Xylitol is a sugar alcohol that looks, and tastes, almost exactly the same as refined sugar. However, it is much, much lower in calories, so it is widely used in low-calorie baking, medicines, and also in dental products because it reduces plaque buildup on the teeth.

Products that commonly contain xylitol include:

  • Sugar-free gum (high levels of xylitol).
  • Low-calorie or sugar-free cakes and biscuits.
  • Low-sugar ready meals.
  • Some supplements, especially children’s vitamin tablets (like the chewy 
vitamin C ones).
  • A lot of sugar-free tablets have a xylitol base.
  • Toothpastes.
  • Mouthwashes.
  • Breath-mints.
  • Sugar-free or low-calorie peanut butter – watch out for this as it is 
thought to be one of the most common causes of xylitol poisoning in dogs!

How is it toxic?

In humans, xylitol is ignored by the body. However, in dogs it “tricks” the body into thinking that blood sugar levels are too high, resulting in a massive release of insulin.
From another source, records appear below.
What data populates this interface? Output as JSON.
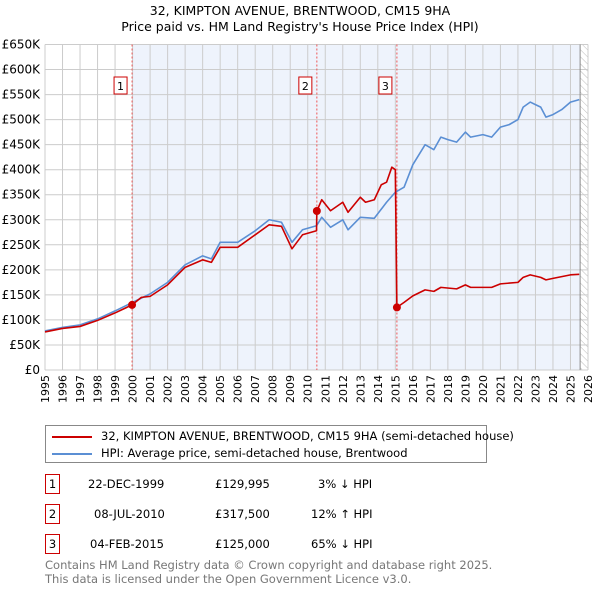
{
  "chart_data": {
    "type": "line",
    "title": "32, KIMPTON AVENUE, BRENTWOOD, CM15 9HA",
    "subtitle": "Price paid vs. HM Land Registry's House Price Index (HPI)",
    "xlim": [
      1995,
      2026
    ],
    "ylim": [
      0,
      650000
    ],
    "x_ticks": [
      "1995",
      "1996",
      "1997",
      "1998",
      "1999",
      "2000",
      "2001",
      "2002",
      "2003",
      "2004",
      "2005",
      "2006",
      "2007",
      "2008",
      "2009",
      "2010",
      "2011",
      "2012",
      "2013",
      "2014",
      "2015",
      "2016",
      "2017",
      "2018",
      "2019",
      "2020",
      "2021",
      "2022",
      "2023",
      "2024",
      "2025",
      "2026"
    ],
    "y_ticks": [
      "£0",
      "£50K",
      "£100K",
      "£150K",
      "£200K",
      "£250K",
      "£300K",
      "£350K",
      "£400K",
      "£450K",
      "£500K",
      "£550K",
      "£600K",
      "£650K"
    ],
    "grid": true,
    "series": [
      {
        "name": "32, KIMPTON AVENUE, BRENTWOOD, CM15 9HA (semi-detached house)",
        "color": "#cc0000",
        "x": [
          1995,
          1996,
          1997,
          1998,
          1999,
          1999.97,
          2000.5,
          2001,
          2002,
          2003,
          2004,
          2004.5,
          2005,
          2006,
          2007,
          2007.8,
          2008.5,
          2009.1,
          2009.7,
          2010.5,
          2010.52,
          2010.8,
          2011.3,
          2012,
          2012.3,
          2013,
          2013.3,
          2013.8,
          2014.2,
          2014.5,
          2014.8,
          2015.0,
          2015.09,
          2015.5,
          2016,
          2016.7,
          2017.2,
          2017.6,
          2018.5,
          2019,
          2019.3,
          2020.5,
          2021,
          2022,
          2022.3,
          2022.7,
          2023.3,
          2023.6,
          2024,
          2025,
          2025.5
        ],
        "y": [
          76,
          83,
          87,
          99,
          114,
          130,
          145,
          147,
          170,
          205,
          220,
          215,
          245,
          245,
          270,
          290,
          287,
          242,
          270,
          278,
          317.5,
          340,
          318,
          335,
          315,
          345,
          335,
          340,
          370,
          375,
          405,
          400,
          125,
          135,
          148,
          160,
          157,
          165,
          162,
          170,
          165,
          165,
          172,
          175,
          185,
          190,
          185,
          180,
          183,
          190,
          191
        ]
      },
      {
        "name": "HPI: Average price, semi-detached house, Brentwood",
        "color": "#5b8fd4",
        "x": [
          1995,
          1996,
          1997,
          1998,
          1999,
          2000,
          2001,
          2002,
          2003,
          2004,
          2004.5,
          2005,
          2006,
          2007,
          2007.8,
          2008.5,
          2009.1,
          2009.7,
          2010.5,
          2010.8,
          2011.3,
          2012,
          2012.3,
          2013,
          2013.8,
          2014.5,
          2015,
          2015.5,
          2016,
          2016.7,
          2017.2,
          2017.6,
          2018,
          2018.5,
          2019,
          2019.3,
          2020,
          2020.5,
          2021,
          2021.5,
          2022,
          2022.3,
          2022.7,
          2023,
          2023.3,
          2023.6,
          2024,
          2024.5,
          2025,
          2025.5
        ],
        "y": [
          78,
          85,
          90,
          102,
          118,
          135,
          152,
          175,
          210,
          228,
          222,
          255,
          255,
          278,
          300,
          295,
          255,
          280,
          288,
          305,
          285,
          300,
          280,
          305,
          303,
          335,
          355,
          365,
          410,
          450,
          440,
          465,
          460,
          455,
          475,
          465,
          470,
          465,
          485,
          490,
          500,
          525,
          535,
          530,
          525,
          505,
          510,
          520,
          535,
          540
        ]
      }
    ],
    "y_unit": "thousand GBP",
    "sales": [
      {
        "num": "1",
        "x": 1999.97,
        "y": 129.995
      },
      {
        "num": "2",
        "x": 2010.52,
        "y": 317.5
      },
      {
        "num": "3",
        "x": 2015.09,
        "y": 125
      }
    ]
  },
  "legend": {
    "property": "32, KIMPTON AVENUE, BRENTWOOD, CM15 9HA (semi-detached house)",
    "hpi": "HPI: Average price, semi-detached house, Brentwood"
  },
  "table": [
    {
      "num": "1",
      "date": "22-DEC-1999",
      "price": "£129,995",
      "hpi": "3% ↓ HPI"
    },
    {
      "num": "2",
      "date": "08-JUL-2010",
      "price": "£317,500",
      "hpi": "12% ↑ HPI"
    },
    {
      "num": "3",
      "date": "04-FEB-2015",
      "price": "£125,000",
      "hpi": "65% ↓ HPI"
    }
  ],
  "footer": {
    "line1": "Contains HM Land Registry data © Crown copyright and database right 2025.",
    "line2": "This data is licensed under the Open Government Licence v3.0."
  }
}
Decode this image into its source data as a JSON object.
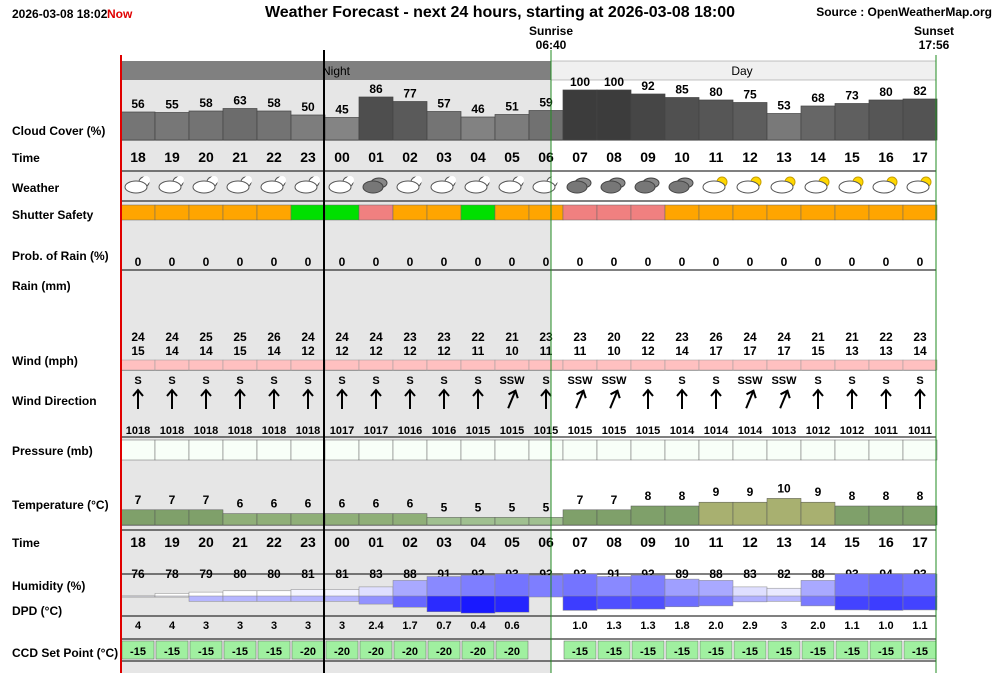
{
  "header": {
    "date": "2026-03-08 18:02",
    "now_label": "Now",
    "title": "Weather Forecast - next 24 hours, starting at 2026-03-08 18:00",
    "source": "Source : OpenWeatherMap.org"
  },
  "sunrise": {
    "label": "Sunrise",
    "time": "06:40"
  },
  "sunset": {
    "label": "Sunset",
    "time": "17:56"
  },
  "periods": {
    "night": "Night",
    "day": "Day"
  },
  "labels": {
    "cloud_cover": "Cloud Cover (%)",
    "time": "Time",
    "weather": "Weather",
    "shutter": "Shutter Safety",
    "prob_rain": "Prob. of Rain (%)",
    "rain": "Rain (mm)",
    "wind": "Wind (mph)",
    "wind_dir": "Wind Direction",
    "pressure": "Pressure (mb)",
    "temperature": "Temperature (°C)",
    "time2": "Time",
    "humidity": "Humidity (%)",
    "dpd": "DPD (°C)",
    "ccd": "CCD Set Point (°C)"
  },
  "colors": {
    "shutter_orange": "#ffa500",
    "shutter_green": "#00e000",
    "shutter_pink": "#f08080",
    "night_bg": "#e6e6e6",
    "ccd_green": "#a0f0a0",
    "cloud_grey": "#a6a6a6",
    "wind_pink": "#ffc0c0",
    "temp_green": "#8faf78",
    "humidity_blue": "#6a6aff",
    "dpd_blue": "#1a1aff"
  },
  "chart_data": {
    "type": "table",
    "hours": [
      "18",
      "19",
      "20",
      "21",
      "22",
      "23",
      "00",
      "01",
      "02",
      "03",
      "04",
      "05",
      "06",
      "07",
      "08",
      "09",
      "10",
      "11",
      "12",
      "13",
      "14",
      "15",
      "16",
      "17"
    ],
    "cloud_cover": [
      56,
      55,
      58,
      63,
      58,
      50,
      45,
      86,
      77,
      57,
      46,
      51,
      59,
      100,
      100,
      92,
      85,
      80,
      75,
      53,
      68,
      73,
      80,
      82
    ],
    "weather_icons": [
      "partly-cloudy-night",
      "partly-cloudy-night",
      "partly-cloudy-night",
      "partly-cloudy-night",
      "partly-cloudy-night",
      "partly-cloudy-night",
      "partly-cloudy-night",
      "overcast",
      "partly-cloudy-night",
      "partly-cloudy-night",
      "partly-cloudy-night",
      "partly-cloudy-night",
      "partly-cloudy-night",
      "overcast",
      "overcast",
      "overcast",
      "overcast",
      "partly-cloudy-day",
      "partly-cloudy-day",
      "partly-cloudy-day",
      "partly-cloudy-day",
      "partly-cloudy-day",
      "partly-cloudy-day",
      "partly-cloudy-day"
    ],
    "shutter_safety": [
      "orange",
      "orange",
      "orange",
      "orange",
      "orange",
      "green",
      "green",
      "pink",
      "orange",
      "orange",
      "green",
      "orange",
      "orange",
      "pink",
      "pink",
      "pink",
      "orange",
      "orange",
      "orange",
      "orange",
      "orange",
      "orange",
      "orange",
      "orange"
    ],
    "prob_rain": [
      0,
      0,
      0,
      0,
      0,
      0,
      0,
      0,
      0,
      0,
      0,
      0,
      0,
      0,
      0,
      0,
      0,
      0,
      0,
      0,
      0,
      0,
      0,
      0
    ],
    "wind_gust": [
      24,
      24,
      25,
      25,
      26,
      24,
      24,
      24,
      23,
      23,
      22,
      21,
      23,
      23,
      20,
      22,
      23,
      26,
      24,
      24,
      21,
      21,
      22,
      23
    ],
    "wind_speed": [
      15,
      14,
      14,
      15,
      14,
      12,
      12,
      12,
      12,
      12,
      11,
      10,
      11,
      11,
      10,
      12,
      14,
      17,
      17,
      17,
      15,
      13,
      13,
      14
    ],
    "wind_dir": [
      "S",
      "S",
      "S",
      "S",
      "S",
      "S",
      "S",
      "S",
      "S",
      "S",
      "S",
      "SSW",
      "S",
      "SSW",
      "SSW",
      "S",
      "S",
      "S",
      "SSW",
      "SSW",
      "S",
      "S",
      "S",
      "S"
    ],
    "pressure": [
      1018,
      1018,
      1018,
      1018,
      1018,
      1018,
      1017,
      1017,
      1016,
      1016,
      1015,
      1015,
      1015,
      1015,
      1015,
      1015,
      1014,
      1014,
      1014,
      1013,
      1012,
      1012,
      1011,
      1011
    ],
    "temperature": [
      7,
      7,
      7,
      6,
      6,
      6,
      6,
      6,
      6,
      5,
      5,
      5,
      5,
      7,
      7,
      8,
      8,
      9,
      9,
      10,
      9,
      8,
      8,
      8
    ],
    "humidity": [
      76,
      78,
      79,
      80,
      80,
      81,
      81,
      83,
      88,
      91,
      92,
      93,
      92,
      93,
      91,
      92,
      89,
      88,
      83,
      82,
      88,
      93,
      94,
      93
    ],
    "dpd": [
      "4",
      "4",
      "3",
      "3",
      "3",
      "3",
      "3",
      "2.4",
      "1.7",
      "0.7",
      "0.4",
      "0.6",
      "",
      "1.0",
      "1.3",
      "1.3",
      "1.8",
      "2.0",
      "2.9",
      "3",
      "2.0",
      "1.1",
      "1.0",
      "1.1"
    ],
    "ccd_set_point": [
      "-15",
      "-15",
      "-15",
      "-15",
      "-15",
      "-20",
      "-20",
      "-20",
      "-20",
      "-20",
      "-20",
      "-20",
      "",
      "-15",
      "-15",
      "-15",
      "-15",
      "-15",
      "-15",
      "-15",
      "-15",
      "-15",
      "-15",
      "-15"
    ]
  }
}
This results in hypoglycaemia (dangerously low blood sugar levels), which may result in a coma which rapidly becomes irreversible (as the dog’s brain is starved of fuel). Doses as little as 2g of xylitol or 1/12oz for a medium sized Labrador could be fatal. If higher doses are eaten, the dog may suffer acute liver failure. The mechanism by which xylitol damages the liver isn’t known, but it is a very real – and very dangerous – phenomenon.

What are the symptoms of poisoning?

Signs of hypoglycaemia may appear within 20-30 minutes, but are occasionally delayed by 12-18 hours (usually if the xylitol is bound in a slowly digested substance like chewing-gum). They typically include:

  • Vomiting.
  • Muscle weakness.
  • Wobbliness.
  • Lethargy and depression.
  • Collapse.
  • Fits or seizures.
  • Coma, slow breathing and heart rate, and then death. 
The signs of liver failure usually take longer to appear (often 24-48 hours after ingestion) and are much more variable; however, they often include:
  • Depression.
  • Vomiting and (occasionally) diarrhoea.
  • Jaundice (yellowing of the gums and eyes).
  • Abnormal bleeding, causing bruises or a rash; blood in urine, faeces, or 
vomit; nosebleeds; or internal bleeds
  • Collapse.
  • Death.

Can it be treated?

There is no specific antidote for xylitol poisoning.
If the dog has eaten xylitol recently (within an hour or so) but no symptoms have yet developed, we will usually induce vomiting to to limit exposure to the source.

If they are showing signs of hypoglycaemia, our aim is to artificially maintain their blood sugar levels at a safe level, with intensive care nursing, constant monitoring of blood sugar, and a glucose drip.

If they have developed, or are risk of developing, liver failure, all we can do is give supportive care, to try and support the liver and hope that it can recover. Supportive care would usually include hospitalization and drugs to support liver function.

Will affected dogs recover?

Dogs who receive treatment before symptoms appear have a good prognosis unless they’ve consumed truly vast amounts of xylitol; as do dogs with mild to moderate hypoglycaemia.
 Dogs developing significant liver disease tend to do a lot worse, and dogs who have lapsed into a coma before they are seen by a vet rarely survive.